Le roi Pierre de Serbie était venu à Paris cet hiver-là et toute une série de fonctionnaires de l’ambassade de Serbie, l’attaché militaire, hantaient maintenant l’hôtel de la rue d’Offémont. Ils avaient tous plus ou moins assassiné la reine Draga et son époux. L’un d’eux avait été en prison sous leur règne. Dans une espèce de puits, paraît-il. Diane flirtait un peu avec un secrétaire d’ambassade qui s’appelait Milan quelque chose, une sorte de housard très beau, avec de grands yeux noirs. Il paraît que c’est lui qui avait jeté la reine par la fenêtre. Il patinait très bien. Marguerite, Diane et lui avaient été au Palais de Glace. Tout en tournant à deux (il faisait fort attention d’alterner exactement les promenades avec Diane et avec Marguerite) il expliquait à Marguerite que les défunts souverains en réalité étaient à la dévotion de l’Allemagne.
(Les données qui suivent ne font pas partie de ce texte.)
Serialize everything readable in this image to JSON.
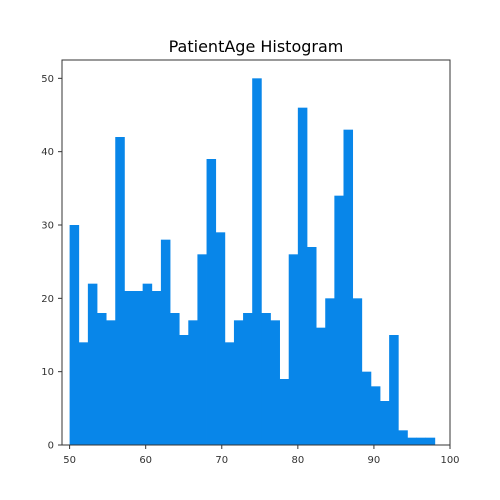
{
  "chart_data": {
    "type": "bar",
    "title": "PatientAge Histogram",
    "xlabel": "",
    "ylabel": "",
    "bar_color": "#0886e9",
    "xlim": [
      49,
      100
    ],
    "ylim": [
      0,
      52.5
    ],
    "xticks": [
      50,
      60,
      70,
      80,
      90,
      100
    ],
    "yticks": [
      0,
      10,
      20,
      30,
      40,
      50
    ],
    "grid": false,
    "bins": [
      {
        "x0": 50.0,
        "x1": 51.2,
        "value": 30
      },
      {
        "x0": 51.2,
        "x1": 52.4,
        "value": 14
      },
      {
        "x0": 52.4,
        "x1": 53.6,
        "value": 22
      },
      {
        "x0": 53.6,
        "x1": 54.8,
        "value": 18
      },
      {
        "x0": 54.8,
        "x1": 56.0,
        "value": 17
      },
      {
        "x0": 56.0,
        "x1": 57.2,
        "value": 42
      },
      {
        "x0": 57.2,
        "x1": 58.4,
        "value": 21
      },
      {
        "x0": 58.4,
        "x1": 59.6,
        "value": 21
      },
      {
        "x0": 59.6,
        "x1": 60.8,
        "value": 22
      },
      {
        "x0": 60.8,
        "x1": 62.0,
        "value": 21
      },
      {
        "x0": 62.0,
        "x1": 63.2,
        "value": 28
      },
      {
        "x0": 63.2,
        "x1": 64.4,
        "value": 18
      },
      {
        "x0": 64.4,
        "x1": 65.6,
        "value": 15
      },
      {
        "x0": 65.6,
        "x1": 66.8,
        "value": 17
      },
      {
        "x0": 66.8,
        "x1": 68.0,
        "value": 26
      },
      {
        "x0": 68.0,
        "x1": 69.2,
        "value": 39
      },
      {
        "x0": 69.2,
        "x1": 70.4,
        "value": 29
      },
      {
        "x0": 70.4,
        "x1": 71.6,
        "value": 14
      },
      {
        "x0": 71.6,
        "x1": 72.8,
        "value": 17
      },
      {
        "x0": 72.8,
        "x1": 74.0,
        "value": 18
      },
      {
        "x0": 74.0,
        "x1": 75.2,
        "value": 50
      },
      {
        "x0": 75.2,
        "x1": 76.4,
        "value": 18
      },
      {
        "x0": 76.4,
        "x1": 77.6,
        "value": 17
      },
      {
        "x0": 77.6,
        "x1": 78.8,
        "value": 9
      },
      {
        "x0": 78.8,
        "x1": 80.0,
        "value": 26
      },
      {
        "x0": 80.0,
        "x1": 81.2,
        "value": 46
      },
      {
        "x0": 81.2,
        "x1": 82.4,
        "value": 27
      },
      {
        "x0": 82.4,
        "x1": 83.6,
        "value": 16
      },
      {
        "x0": 83.6,
        "x1": 84.8,
        "value": 20
      },
      {
        "x0": 84.8,
        "x1": 86.0,
        "value": 34
      },
      {
        "x0": 86.0,
        "x1": 87.2,
        "value": 43
      },
      {
        "x0": 87.2,
        "x1": 88.4,
        "value": 20
      },
      {
        "x0": 88.4,
        "x1": 89.6,
        "value": 10
      },
      {
        "x0": 89.6,
        "x1": 90.8,
        "value": 8
      },
      {
        "x0": 90.8,
        "x1": 92.0,
        "value": 6
      },
      {
        "x0": 92.0,
        "x1": 93.2,
        "value": 15
      },
      {
        "x0": 93.2,
        "x1": 94.4,
        "value": 2
      },
      {
        "x0": 94.4,
        "x1": 95.6,
        "value": 1
      },
      {
        "x0": 95.6,
        "x1": 96.8,
        "value": 1
      },
      {
        "x0": 96.8,
        "x1": 98.0,
        "value": 1
      }
    ]
  }
}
Elle n’arrivait jamais très bien à se souvenir lesquels étaient des Obrenovitch et lesquels des Karageorgevitch. Milan insistait sur la germanophilie du règne précédent, et l’état d’abjection du pays sous la férule de Draga Machine, une dompteuse. Pas de libertés. La Serbie était une colonie allemande. Maintenant la Serbie était un pays libéral. L’esprit de la grande Révolution française y était entré avec le nouveau souverain, qui avait étudié à Paris. Et Milan faisait des huit sur la glace en l’honneur de la France.
“La société serbe est beaucoup plus cultivée que vous ne croyez, chère madame. Je suis sûr qu’à Aix (c’est d’Aix que vous êtes ? non, Toulon) on lit beaucoup moins la nouvelle littérature qu’à Belgrade ou n’importe où en province dans les bonnes maisons serbes. Bourget, Farrère et même Francis Jammes…
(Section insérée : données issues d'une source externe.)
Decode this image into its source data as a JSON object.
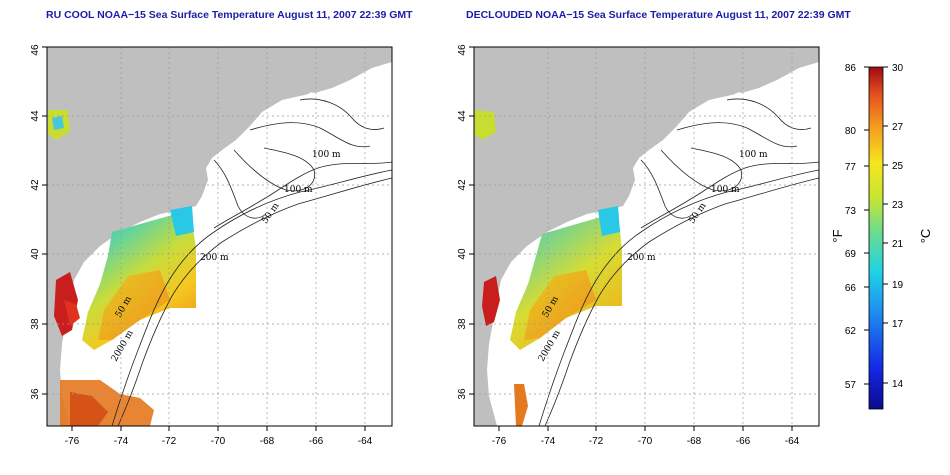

— Ah ! oui, même Francis Jammes ?
— Parfaitement, Clara d’Ellébeuse.”
Marguerite était très touchée, parce que justement elle raffolait de Jammes. Tout ce que Jammes disait des petits ânes était vraiment adorable, elle avait eu un âne qui s’appelait Tout-fou.
“Et il y a longtemps que vous connaissez M. Wisner ?” lui demanda le Serbe au tour suivant. Marguerite l’avait connu par Mme Brunel. Un homme charmant. N’est-ce pas, si gai ? Et puis comme businessman ! Là-dessus, Milan était intarissable. Enfin il prit le ton de la confidence : “Je puis vous dire que M. Wisner a fait énormément, pour l’influence française en Serbie, énormément. Le nom de Wisner est cher à tout cœur serbe, à tout cœur de patriote serbe… – Pourquoi ?” demanda peut-être étourdiment Marguerite. Milan traça un trois avant de répondre, et Marguerite faillit tomber.
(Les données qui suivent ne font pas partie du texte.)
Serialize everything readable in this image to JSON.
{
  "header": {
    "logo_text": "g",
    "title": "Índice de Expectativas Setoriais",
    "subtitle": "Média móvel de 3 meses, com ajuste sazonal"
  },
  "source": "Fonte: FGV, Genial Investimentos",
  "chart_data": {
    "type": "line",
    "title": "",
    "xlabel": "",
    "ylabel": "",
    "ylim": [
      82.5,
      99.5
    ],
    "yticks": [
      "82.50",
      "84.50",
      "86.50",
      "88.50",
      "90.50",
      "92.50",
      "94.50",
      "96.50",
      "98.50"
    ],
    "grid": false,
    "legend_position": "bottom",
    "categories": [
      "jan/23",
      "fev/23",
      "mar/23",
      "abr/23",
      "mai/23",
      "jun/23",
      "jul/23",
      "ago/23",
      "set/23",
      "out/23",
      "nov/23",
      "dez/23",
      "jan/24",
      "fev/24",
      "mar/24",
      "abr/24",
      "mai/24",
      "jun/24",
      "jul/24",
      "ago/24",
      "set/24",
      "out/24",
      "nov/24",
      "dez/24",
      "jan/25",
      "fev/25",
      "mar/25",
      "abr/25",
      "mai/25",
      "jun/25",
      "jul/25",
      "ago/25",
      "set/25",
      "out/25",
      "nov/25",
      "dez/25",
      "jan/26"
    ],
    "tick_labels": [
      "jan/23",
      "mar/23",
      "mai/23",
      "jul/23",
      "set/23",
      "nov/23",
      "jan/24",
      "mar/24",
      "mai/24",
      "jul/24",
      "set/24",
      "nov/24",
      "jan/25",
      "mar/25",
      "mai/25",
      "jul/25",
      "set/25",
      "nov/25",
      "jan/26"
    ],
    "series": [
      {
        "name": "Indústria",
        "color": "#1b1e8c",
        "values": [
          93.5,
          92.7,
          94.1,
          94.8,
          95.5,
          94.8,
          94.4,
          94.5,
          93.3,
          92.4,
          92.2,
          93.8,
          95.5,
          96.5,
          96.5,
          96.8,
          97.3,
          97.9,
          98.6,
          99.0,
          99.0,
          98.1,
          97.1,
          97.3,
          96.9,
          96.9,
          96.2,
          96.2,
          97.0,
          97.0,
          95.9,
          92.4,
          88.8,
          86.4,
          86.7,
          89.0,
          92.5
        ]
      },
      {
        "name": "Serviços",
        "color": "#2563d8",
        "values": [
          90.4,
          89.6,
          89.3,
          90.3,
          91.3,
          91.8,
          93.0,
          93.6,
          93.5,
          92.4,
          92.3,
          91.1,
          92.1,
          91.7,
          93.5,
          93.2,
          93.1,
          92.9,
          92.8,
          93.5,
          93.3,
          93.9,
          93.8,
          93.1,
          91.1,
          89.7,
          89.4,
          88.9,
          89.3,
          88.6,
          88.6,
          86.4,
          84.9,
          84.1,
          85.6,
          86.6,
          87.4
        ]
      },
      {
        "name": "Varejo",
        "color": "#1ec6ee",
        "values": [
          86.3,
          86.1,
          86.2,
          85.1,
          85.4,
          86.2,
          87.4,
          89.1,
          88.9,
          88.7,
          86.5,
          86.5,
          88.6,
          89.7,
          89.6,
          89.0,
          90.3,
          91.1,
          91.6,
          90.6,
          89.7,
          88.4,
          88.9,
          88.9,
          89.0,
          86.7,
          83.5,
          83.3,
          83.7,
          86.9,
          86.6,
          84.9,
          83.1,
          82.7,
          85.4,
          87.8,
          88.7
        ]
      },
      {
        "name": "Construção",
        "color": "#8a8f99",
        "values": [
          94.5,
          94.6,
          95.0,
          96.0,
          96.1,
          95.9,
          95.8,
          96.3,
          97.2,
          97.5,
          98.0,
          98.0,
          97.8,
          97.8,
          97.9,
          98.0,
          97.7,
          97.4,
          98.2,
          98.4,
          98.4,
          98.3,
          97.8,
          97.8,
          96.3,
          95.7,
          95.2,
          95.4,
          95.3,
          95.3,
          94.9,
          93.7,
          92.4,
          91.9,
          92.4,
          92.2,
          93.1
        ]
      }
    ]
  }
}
“Chère madame, dit-il enfin, ceci, c’est de l’histoire. De l’histoire !”
Guy aimait beaucoup les Serbes, parce qu’il avait commencé une collection de timbres-poste et que tout d’un coup la Serbie, qui avait une page toute vide dans son album, s’était peuplée de timbres de toutes les tailles. Sa prédilection allait aux timbres du roi assassiné, qui avaient encore servi pour les premiers jours du règne de Pierre Ier, avec un cachet noir aux armes de Serbie cachant la tête du tyran déchu.
Le général Dorsch lui avait envoyé tout un paquet de timbres des colonies françaises, très intéressants, avec leurs paysages vert amande dans des cadres groseille, ou des jaguars sépia entourés d’indigo. Les nègres d’Obok, ceux de Djibouti, les administrateurs de Madagascar portés à dos d’homme dans leurs filanzanes, tout cela, et même une girafe anglaise du Nyassa, réveillait dans la tête de Guy le souvenir de récits entendus à table quand le cousin Bruyère racontait comment au Sénégal, à Dakar, il était indispensable, si on voulait continuer à être respecté, que quand on croisait un indigène sur un trottoir on l’en fît descendre à coups de cravache : sans cela, ils deviendraient familiers. Le cousin Bruyère avait pas mal roulé sa bosse, c’était l’expression de grand-père. À vrai dire Guy ne comprenait pas comment on pouvait dire ça du cousin Bruyère. D’abord il n’était pas bossu. Et puis on ne le voyait pas se roulant comme un clown. Un homme très sévère, avec un pince-nez et une voix sèche. La Légion d’honneur. On disait qu’à Madagascar, où il était allé aussitôt après la campagne, comme administrateur, il avait joué plus d’un tour aux Anglais. Guy, en regardant un timbre de 35 centimes de Madagascar, essayait de se figurer le cousin Bruyère en filanzane, avec son pince-nez.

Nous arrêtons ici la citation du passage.